The aim of Palliative End of Life Care (PEOLC) is to improve the quality of life of people who have an incurable illness, up to the point of death. This includes medical, emotional, social, practical, psychological, and spiritual care, as well as addressing the needs of the person’s family and carers.
Hospice at Home (HAH) services have been developed across the UK to support patients’ wishes to die at home. However, a national evaluation of this service (2017-2021) recommended creating an implementation toolkit to guide HAH services to address the variation and poor practice experienced in some areas.
NIHR Applied Research Collaboration Kent, Surrey and Sussex (ARC KSS) funded the co-production of a toolkit, together with stakeholders, looking at the features of HAH services that work best, for whom, and under what circumstances. This project has been supported by Kent Surrey Sussex Academic Health Science Network (KSS AHSN).
There was a significant level of engagement, across the country, and responses were received from healthcare professionals, family members, and others, including voluntary sector and faith representatives.
The research findings were used to inform the creation of the Hospice at Home toolkit. Embedded within the toolkit are national exemplars, best practice guides, videos, podcasts, top tips and tensions, all seeking to help the service to optimise what it is offering, to both patients and their family members and carers.

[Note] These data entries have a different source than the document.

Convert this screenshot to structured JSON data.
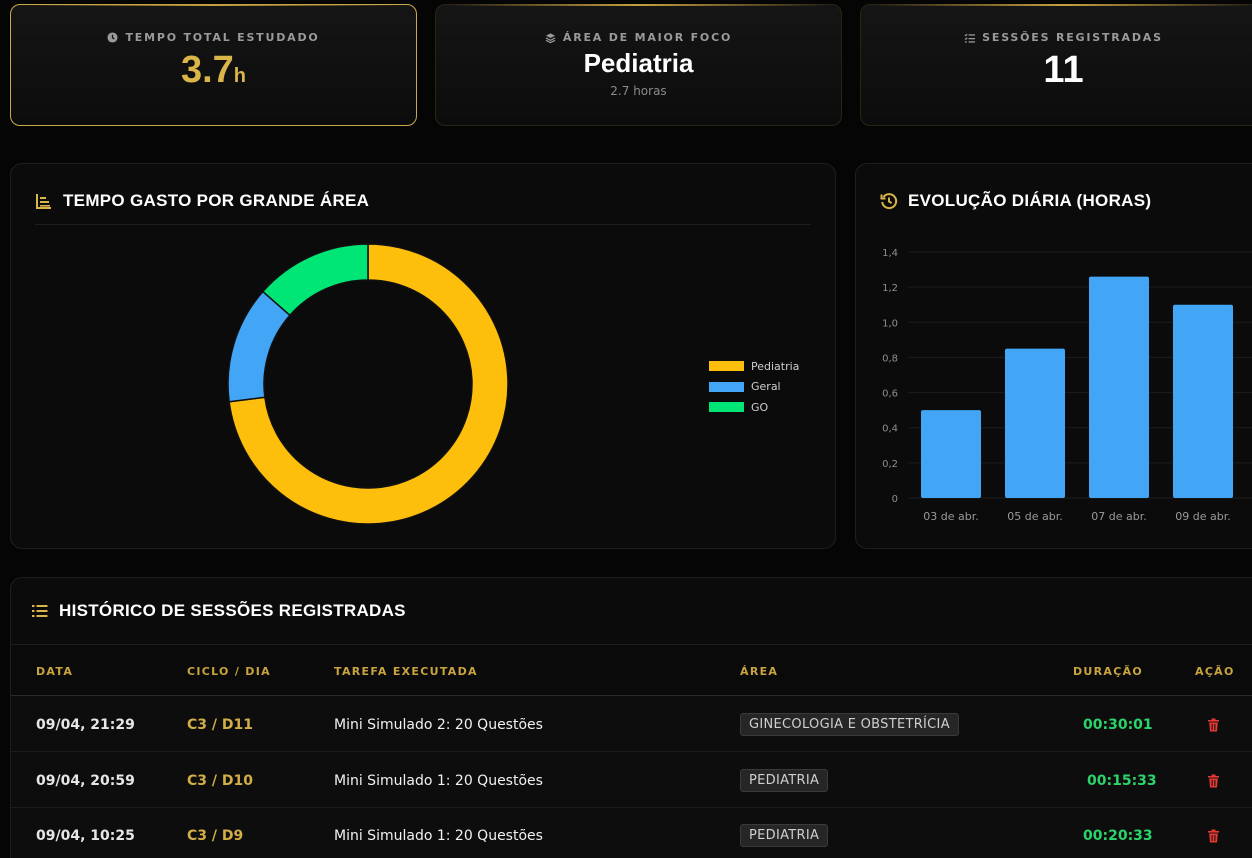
{
  "stats": {
    "total_time": {
      "label": "TEMPO TOTAL ESTUDADO",
      "value": "3.7",
      "unit": "h",
      "icon": "clock-icon"
    },
    "top_area": {
      "label": "ÁREA DE MAIOR FOCO",
      "value": "Pediatria",
      "sub": "2.7 horas",
      "icon": "layers-icon"
    },
    "sessions": {
      "label": "SESSÕES REGISTRADAS",
      "value": "11",
      "icon": "list-check-icon"
    }
  },
  "area_panel": {
    "title": "TEMPO GASTO POR GRANDE ÁREA",
    "icon": "chart-bars-icon"
  },
  "daily_panel": {
    "title": "EVOLUÇÃO DIÁRIA (HORAS)",
    "icon": "history-icon"
  },
  "history": {
    "title": "HISTÓRICO DE SESSÕES REGISTRADAS",
    "icon": "list-icon",
    "columns": {
      "date": "DATA",
      "cycle": "CICLO / DIA",
      "task": "TAREFA EXECUTADA",
      "area": "ÁREA",
      "duration": "DURAÇÃO",
      "action": "AÇÃO"
    },
    "rows": [
      {
        "date": "09/04, 21:29",
        "cycle": "C3 / D11",
        "task": "Mini Simulado 2: 20 Questões",
        "area": "GINECOLOGIA E OBSTETRÍCIA",
        "duration": "00:30:01"
      },
      {
        "date": "09/04, 20:59",
        "cycle": "C3 / D10",
        "task": "Mini Simulado 1: 20 Questões",
        "area": "PEDIATRIA",
        "duration": "00:15:33"
      },
      {
        "date": "09/04, 10:25",
        "cycle": "C3 / D9",
        "task": "Mini Simulado 1: 20 Questões",
        "area": "PEDIATRIA",
        "duration": "00:20:33"
      }
    ]
  },
  "colors": {
    "gold": "#d9b54a",
    "pediatria": "#fdbf0b",
    "geral": "#42a5f5",
    "go": "#00e676",
    "bar": "#42a5f5",
    "duration": "#2bd46b",
    "delete": "#e53935"
  },
  "chart_data": [
    {
      "type": "pie",
      "categories": [
        "Pediatria",
        "Geral",
        "GO"
      ],
      "values": [
        2.7,
        0.5,
        0.5
      ],
      "legend": "right",
      "donut": true
    },
    {
      "type": "bar",
      "categories": [
        "03 de abr.",
        "05 de abr.",
        "07 de abr.",
        "09 de abr."
      ],
      "values": [
        0.5,
        0.85,
        1.26,
        1.1
      ],
      "ylim": [
        0,
        1.4
      ],
      "yticks": [
        "0",
        "0,2",
        "0,4",
        "0,6",
        "0,8",
        "1,0",
        "1,2",
        "1,4"
      ],
      "grid": true
    }
  ]
}
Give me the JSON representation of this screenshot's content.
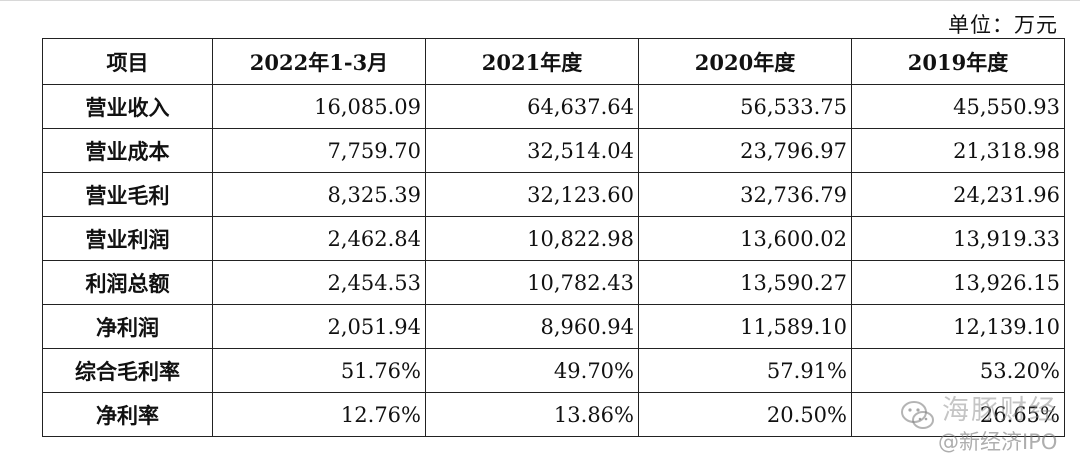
{
  "unit_label": "单位：万元",
  "table": {
    "headers": [
      "项目",
      "2022年1-3月",
      "2021年度",
      "2020年度",
      "2019年度"
    ],
    "rows": [
      {
        "item": "营业收入",
        "values": [
          "16,085.09",
          "64,637.64",
          "56,533.75",
          "45,550.93"
        ]
      },
      {
        "item": "营业成本",
        "values": [
          "7,759.70",
          "32,514.04",
          "23,796.97",
          "21,318.98"
        ]
      },
      {
        "item": "营业毛利",
        "values": [
          "8,325.39",
          "32,123.60",
          "32,736.79",
          "24,231.96"
        ]
      },
      {
        "item": "营业利润",
        "values": [
          "2,462.84",
          "10,822.98",
          "13,600.02",
          "13,919.33"
        ]
      },
      {
        "item": "利润总额",
        "values": [
          "2,454.53",
          "10,782.43",
          "13,590.27",
          "13,926.15"
        ]
      },
      {
        "item": "净利润",
        "values": [
          "2,051.94",
          "8,960.94",
          "11,589.10",
          "12,139.10"
        ]
      },
      {
        "item": "综合毛利率",
        "values": [
          "51.76%",
          "49.70%",
          "57.91%",
          "53.20%"
        ]
      },
      {
        "item": "净利率",
        "values": [
          "12.76%",
          "13.86%",
          "20.50%",
          "26.65%"
        ]
      }
    ]
  },
  "watermark": {
    "line1": "海豚财经",
    "line2": "@新经济IPO",
    "icon": "wechat-logo-icon"
  }
}
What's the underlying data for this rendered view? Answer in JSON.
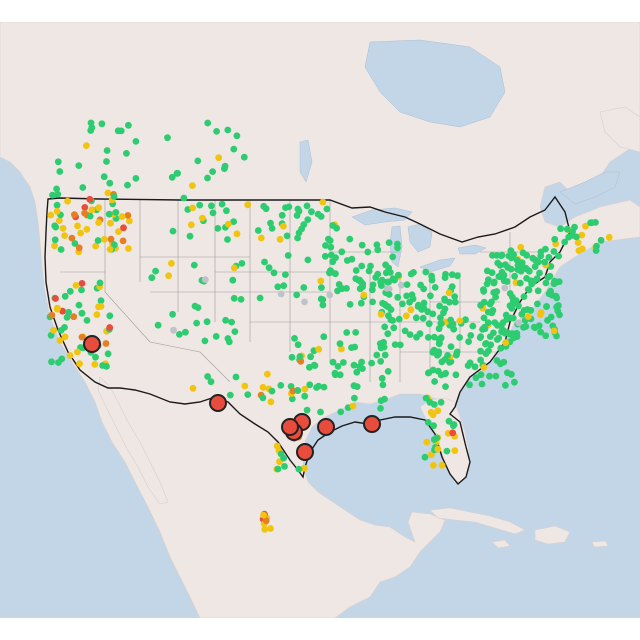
{
  "map": {
    "colors": {
      "ocean": "#c3d6e7",
      "land": "#efe7e4",
      "land_alt": "#ebe2df",
      "lake": "#c3d6e7",
      "boundary": "#9a9a9a",
      "country_outline": "#1a1a1a",
      "good": "#2ecc71",
      "moderate": "#f1c40f",
      "usg": "#e67e22",
      "unhealthy": "#e74c3c",
      "no_data": "#bdc3c7",
      "highlight_stroke": "#222222"
    },
    "legend_levels": [
      "good",
      "moderate",
      "usg",
      "unhealthy",
      "no_data"
    ],
    "highlighted_station_count": 8
  }
}
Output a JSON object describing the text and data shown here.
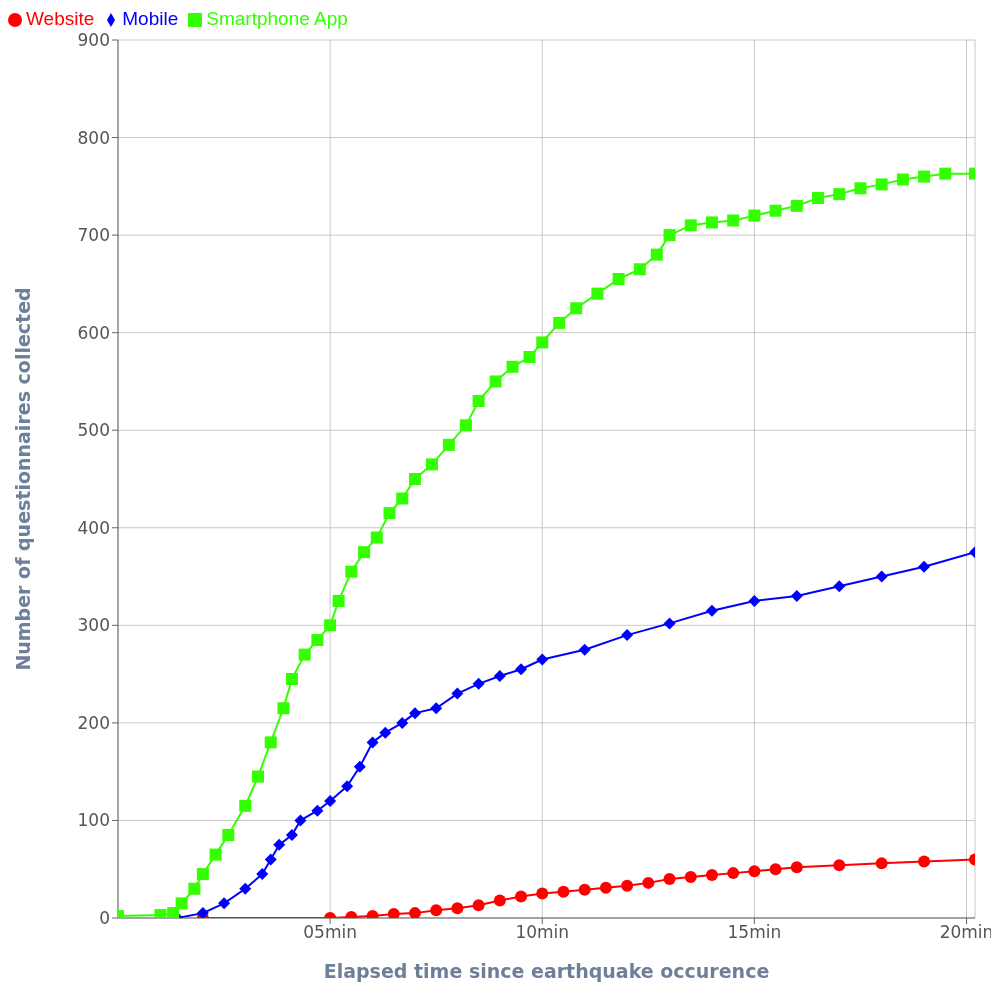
{
  "chart_data": {
    "type": "line",
    "xlabel": "Elapsed time since earthquake occurence",
    "ylabel": "Number of questionnaires collected",
    "xlim": [
      0,
      20.2
    ],
    "xticks": [
      {
        "value": 5,
        "label": "05min"
      },
      {
        "value": 10,
        "label": "10min"
      },
      {
        "value": 15,
        "label": "15min"
      },
      {
        "value": 20,
        "label": "20min"
      }
    ],
    "ylim": [
      0,
      900
    ],
    "yticks": [
      0,
      100,
      200,
      300,
      400,
      500,
      600,
      700,
      800,
      900
    ],
    "grid": true,
    "legend": "top left",
    "series": [
      {
        "name": "Website",
        "color": "#ff0000",
        "marker": "circle",
        "x": [
          2,
          5,
          5.5,
          6,
          6.5,
          7,
          7.5,
          8,
          8.5,
          9,
          9.5,
          10,
          10.5,
          11,
          11.5,
          12,
          12.5,
          13,
          13.5,
          14,
          14.5,
          15,
          15.5,
          16,
          17,
          18,
          19,
          20.2
        ],
        "values": [
          0,
          0,
          1,
          2,
          4,
          5,
          8,
          10,
          13,
          18,
          22,
          25,
          27,
          29,
          31,
          33,
          36,
          40,
          42,
          44,
          46,
          48,
          50,
          52,
          54,
          56,
          58,
          60
        ]
      },
      {
        "name": "Mobile",
        "color": "#0000ff",
        "marker": "diamond",
        "x": [
          1.4,
          2,
          2.5,
          3,
          3.4,
          3.6,
          3.8,
          4.1,
          4.3,
          4.7,
          5,
          5.4,
          5.7,
          6,
          6.3,
          6.7,
          7,
          7.5,
          8,
          8.5,
          9,
          9.5,
          10,
          11,
          12,
          13,
          14,
          15,
          16,
          17,
          18,
          19,
          20.2
        ],
        "values": [
          0,
          5,
          15,
          30,
          45,
          60,
          75,
          85,
          100,
          110,
          120,
          135,
          155,
          180,
          190,
          200,
          210,
          215,
          230,
          240,
          248,
          255,
          265,
          275,
          290,
          302,
          315,
          325,
          330,
          340,
          350,
          360,
          375
        ]
      },
      {
        "name": "Smartphone App",
        "color": "#33ff00",
        "marker": "square",
        "x": [
          0,
          1,
          1.3,
          1.5,
          1.8,
          2,
          2.3,
          2.6,
          3,
          3.3,
          3.6,
          3.9,
          4.1,
          4.4,
          4.7,
          5,
          5.2,
          5.5,
          5.8,
          6.1,
          6.4,
          6.7,
          7,
          7.4,
          7.8,
          8.2,
          8.5,
          8.9,
          9.3,
          9.7,
          10,
          10.4,
          10.8,
          11.3,
          11.8,
          12.3,
          12.7,
          13,
          13.5,
          14,
          14.5,
          15,
          15.5,
          16,
          16.5,
          17,
          17.5,
          18,
          18.5,
          19,
          19.5,
          20.2
        ],
        "values": [
          2,
          3,
          5,
          15,
          30,
          45,
          65,
          85,
          115,
          145,
          180,
          215,
          245,
          270,
          285,
          300,
          325,
          355,
          375,
          390,
          415,
          430,
          450,
          465,
          485,
          505,
          530,
          550,
          565,
          575,
          590,
          610,
          625,
          640,
          655,
          665,
          680,
          700,
          710,
          713,
          715,
          720,
          725,
          730,
          738,
          742,
          748,
          752,
          757,
          760,
          763,
          763
        ]
      }
    ]
  }
}
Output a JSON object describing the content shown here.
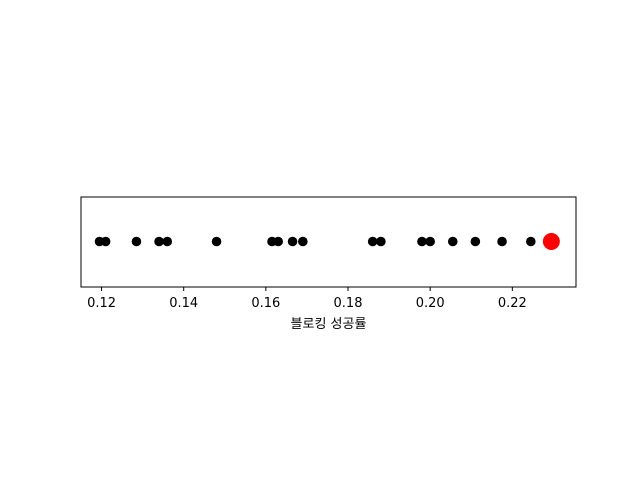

An example of how the key areas for optimising Hospice at Home can be mapped
- The toolkit offers each HAH service an opportunity to map their strengths, and areas in which they could improve, taking an ‘even better if’ approach. Key topics included how the service works with volunteers, healthcare professionals inside and outside the team, and with families, and other areas.
- The toolkit will help to provide an individualised, personalised offer for each patient, taking into account their own cultural, religious and other needs around equality, diversity and inclusion.
- The ARC KSS and KSS AHSN are keen to recruit HAH providers who can pilot the toolkit, and will work with them to assess and develop their services, based on robust evidence
One research participant said: “Patients and carers will also, using the toolkit, be able to assess whether HAH is right for them and what they will need to think about, ask and prepare for in order to achieve the best outcome for them.”